Maybe it was unfair of me to compare the two. My anger toward Oscar was still vicious, and if I ever saw him again…

My anger toward Ash was quickly waning. I just didn’t know how I should feel about him. I cared for Ash. A lot. Our attachment was still strong despite what he’d done, and I cared about him in ways I probably shouldn’t have. He was a great guy in a lot of ways, and something about him drew me in ways I couldn’t explain. And then there was the whole “it’s only temporary” thing. It was weird to build a relationship, a connection, with someone when I knew it would all come to an end soon. Ash was the epitome of a summer fling, except nothing about him and the life I’d led with him the past couple of weeks felt like a fling. In some ways, it was like none of it was real, and I was stuck in a dream I would forget as soon as I woke up. In other ways, it felt like what we had was something that would last forever, which was a concept that could be easily understood in a world where time seemed to stand still…

The more I thought about everything, the more my mind spun until a dull ache throbbed between my temples.
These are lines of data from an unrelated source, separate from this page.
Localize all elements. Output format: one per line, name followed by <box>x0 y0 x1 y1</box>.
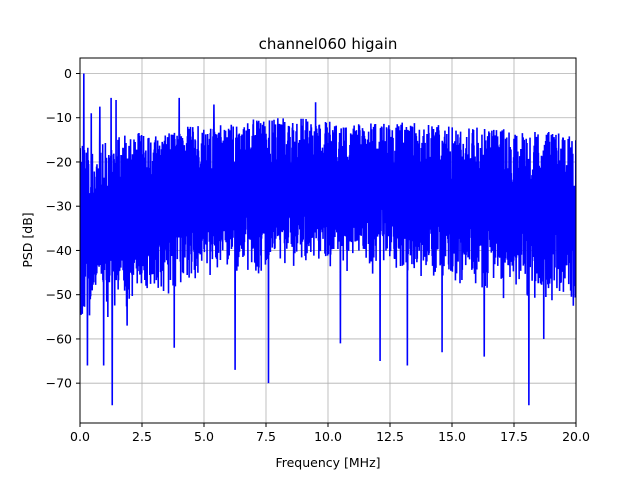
y-axis-label: PSD [dB] <box>20 212 35 267</box>
y-tick-label: −40 <box>46 243 72 258</box>
x-tick-label: 15.0 <box>438 429 466 444</box>
x-tick-label: 5.0 <box>194 429 214 444</box>
x-tick-label: 17.5 <box>500 429 528 444</box>
y-tick-label: −70 <box>46 376 72 391</box>
y-tick-label: 0 <box>64 66 72 81</box>
y-tick-label: −10 <box>46 110 72 125</box>
x-tick-label: 12.5 <box>376 429 404 444</box>
x-tick-label: 7.5 <box>256 429 276 444</box>
y-axis-ticks: 0 −10 −20 −30 −40 −50 −60 −70 <box>46 66 80 391</box>
chart-title: channel060 higain <box>259 35 398 53</box>
y-tick-label: −30 <box>46 199 72 214</box>
x-tick-label: 10.0 <box>314 429 342 444</box>
y-tick-label: −60 <box>46 331 72 346</box>
x-tick-label: 2.5 <box>132 429 152 444</box>
plot-area <box>80 73 576 406</box>
x-axis-label: Frequency [MHz] <box>275 455 380 470</box>
x-axis-ticks: 0.0 2.5 5.0 7.5 10.0 12.5 15.0 17.5 20.0 <box>70 423 590 444</box>
x-tick-label: 0.0 <box>70 429 90 444</box>
y-tick-label: −50 <box>46 287 72 302</box>
psd-series-line <box>80 73 576 406</box>
y-tick-label: −20 <box>46 154 72 169</box>
x-tick-label: 20.0 <box>562 429 590 444</box>
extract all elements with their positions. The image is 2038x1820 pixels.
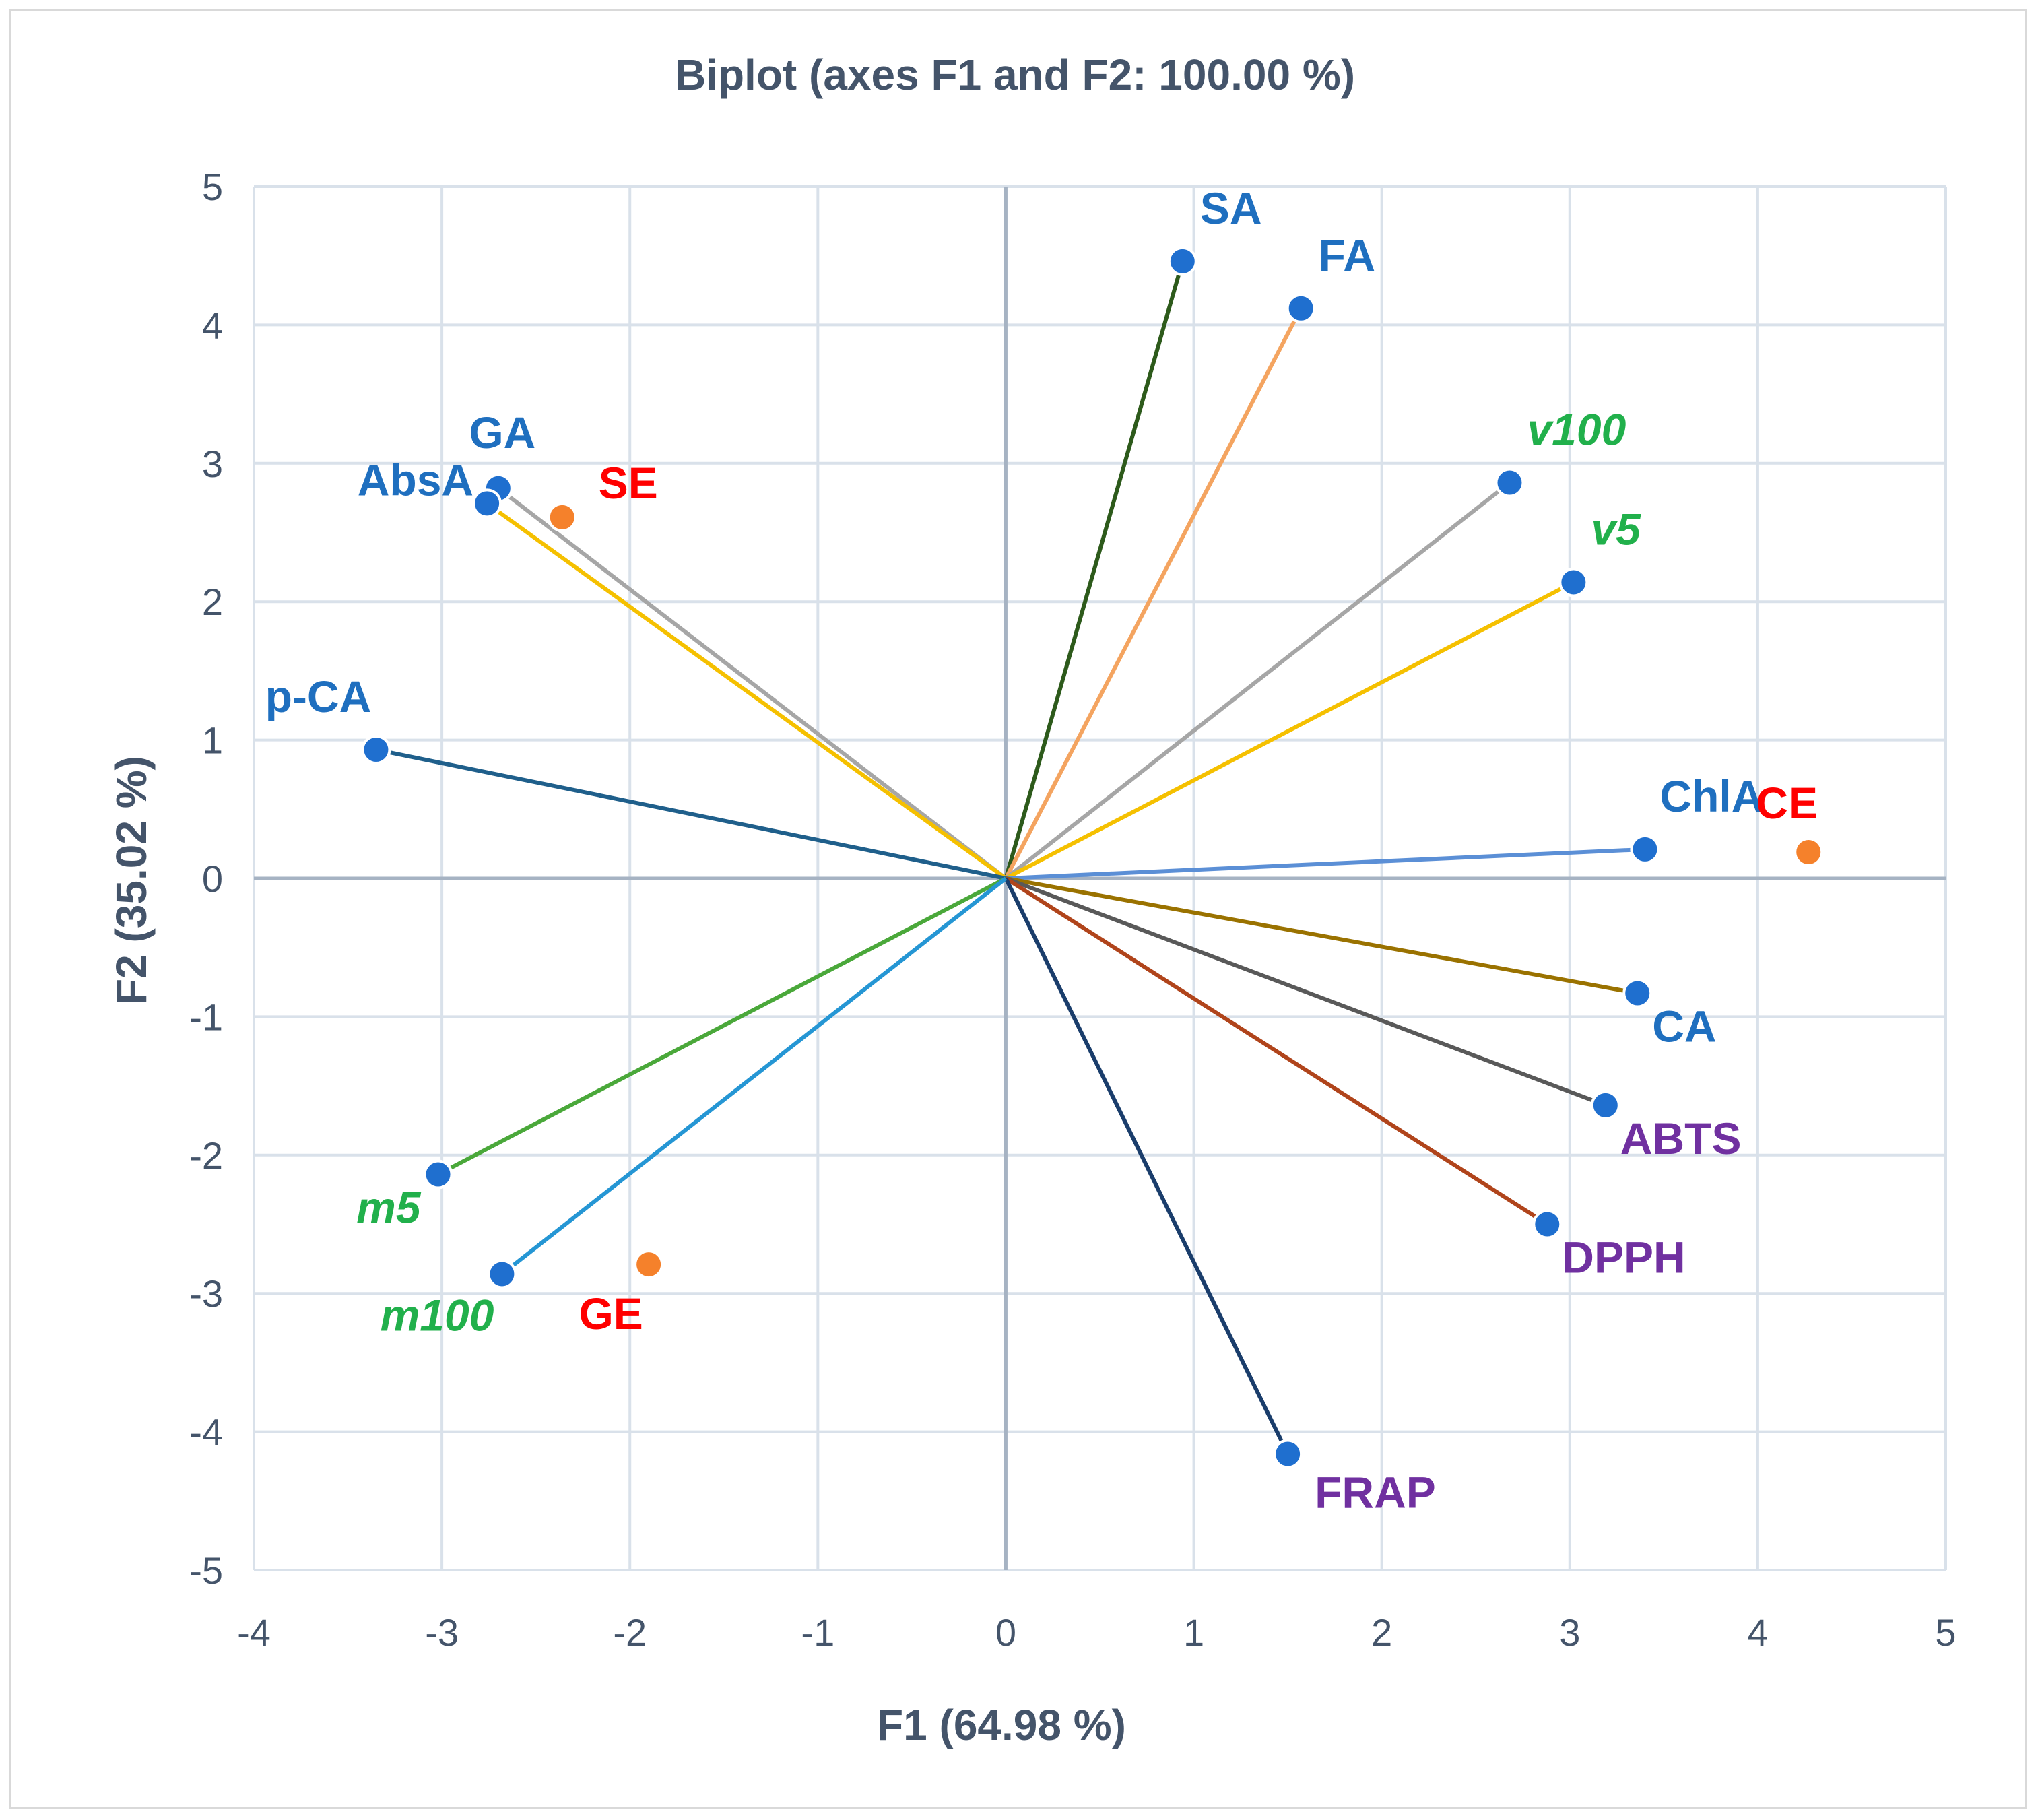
y-axis-title: F2 (35.02 %): [107, 756, 156, 1005]
variable-label-frap: FRAP: [1315, 1467, 1436, 1517]
variable-label-v100: v100: [1527, 405, 1626, 455]
x-axis-title: F1 (64.98 %): [877, 1701, 1126, 1749]
grid-layer: [253, 185, 1947, 1571]
vector-line-dpph: [1004, 876, 1548, 1227]
vector-line-v5: [1005, 580, 1575, 880]
vector-line-m100: [500, 876, 1008, 1276]
vector-line-v100: [1004, 481, 1511, 880]
variable-label-ga: GA: [469, 408, 535, 457]
observation-label-ge: GE: [579, 1289, 643, 1338]
variable-point-m5: [423, 1159, 453, 1190]
vector-line-abts: [1005, 876, 1606, 1107]
zero-axes: [254, 187, 1946, 1570]
vector-line-chla: [1006, 847, 1645, 880]
vector-line-p-ca: [375, 748, 1007, 880]
vector-line-m5: [437, 876, 1007, 1177]
x-tick-label: 2: [1371, 1611, 1392, 1654]
variable-point-sa: [1167, 246, 1197, 276]
variable-point-dpph: [1532, 1209, 1563, 1239]
y-tick-label: 3: [202, 443, 223, 485]
variable-label-dpph: DPPH: [1562, 1233, 1685, 1282]
vector-line-absa: [486, 501, 1008, 880]
vector-line-fa: [1004, 307, 1303, 880]
variable-label-chla: ChlA: [1659, 771, 1763, 821]
variable-point-fa: [1286, 293, 1316, 323]
variable-point-v100: [1494, 467, 1525, 498]
vector-layer: [375, 261, 1645, 1455]
observation-label-ce: CE: [1756, 778, 1818, 828]
x-tick-label: -1: [801, 1611, 834, 1654]
variable-label-m5: m5: [356, 1183, 422, 1233]
y-tick-label: 2: [202, 581, 223, 623]
y-tick-label: -1: [189, 996, 223, 1038]
variable-label-m100: m100: [381, 1290, 494, 1340]
vector-line-ca: [1005, 876, 1638, 996]
x-tick-label: -4: [237, 1611, 271, 1654]
variable-label-ca: CA: [1652, 1001, 1716, 1051]
y-tick-label: -2: [189, 1134, 223, 1177]
y-tick-label: -4: [189, 1411, 223, 1454]
variable-point-frap: [1273, 1439, 1303, 1469]
vector-line-sa: [1004, 261, 1185, 879]
variable-point-abts: [1590, 1090, 1620, 1120]
variable-label-v5: v5: [1591, 504, 1641, 554]
x-tick-label: 0: [995, 1611, 1016, 1654]
x-tick-label: 3: [1559, 1611, 1580, 1654]
point-layer: [361, 246, 1824, 1469]
y-tick-label: 1: [202, 719, 223, 762]
tick-layer: -4 -3 -2 -1 0 1 2 3 4 5 -5 -4 -3 -2 -1 0 1 2 3 4 5: [189, 166, 1956, 1654]
y-tick-label: -5: [189, 1549, 223, 1592]
vector-line-ga: [497, 486, 1008, 880]
variable-point-p-ca: [361, 734, 391, 765]
observation-point-ge: [634, 1249, 664, 1280]
variable-label-absa: AbsA: [358, 455, 473, 505]
y-tick-label: -3: [189, 1272, 223, 1315]
x-tick-label: 5: [1935, 1611, 1956, 1654]
x-tick-label: -2: [613, 1611, 647, 1654]
observation-point-ce: [1794, 837, 1824, 867]
observation-point-se: [547, 502, 577, 532]
variable-point-v5: [1558, 567, 1589, 597]
y-tick-label: 0: [202, 857, 223, 900]
variable-point-absa: [472, 488, 502, 519]
x-tick-label: 4: [1747, 1611, 1768, 1654]
x-tick-label: 1: [1183, 1611, 1204, 1654]
variable-point-chla: [1630, 834, 1660, 864]
variable-label-p-ca: p-CA: [265, 672, 372, 721]
variable-label-fa: FA: [1319, 230, 1375, 280]
y-tick-label: 4: [202, 304, 223, 346]
vector-line-frap: [1004, 877, 1290, 1455]
variable-point-ca: [1622, 978, 1653, 1008]
chart-frame: SA FA v100 v5 GA AbsA p-CA ChlA CA ABTS DPPH FRAP m5…: [9, 9, 2027, 1809]
y-tick-label: 5: [202, 166, 223, 208]
observation-label-se: SE: [599, 458, 658, 508]
x-tick-label: -3: [425, 1611, 459, 1654]
variable-point-m100: [487, 1259, 517, 1289]
chart-title: Biplot (axes F1 and F2: 100.00 %): [675, 51, 1355, 99]
variable-label-sa: SA: [1200, 183, 1262, 233]
variable-label-abts: ABTS: [1620, 1113, 1742, 1163]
I opened my eyes, pulled back to this reality, and I sighed and ran my fingers through my hair. It had dried almost completely, and I got up and walked back into the cabin. I didn’t know what the future held; I struggled to untangle the past, and everything right now was one big question mark. It was how my life had been since I’d come to the vale, and I doubted I would have any clarity until I left. Maybe the easiest thing was to live in the moment. And in this moment, I wanted to make a cup of coffee—not the makeshift stuff I’d been living on until now, but the real deal.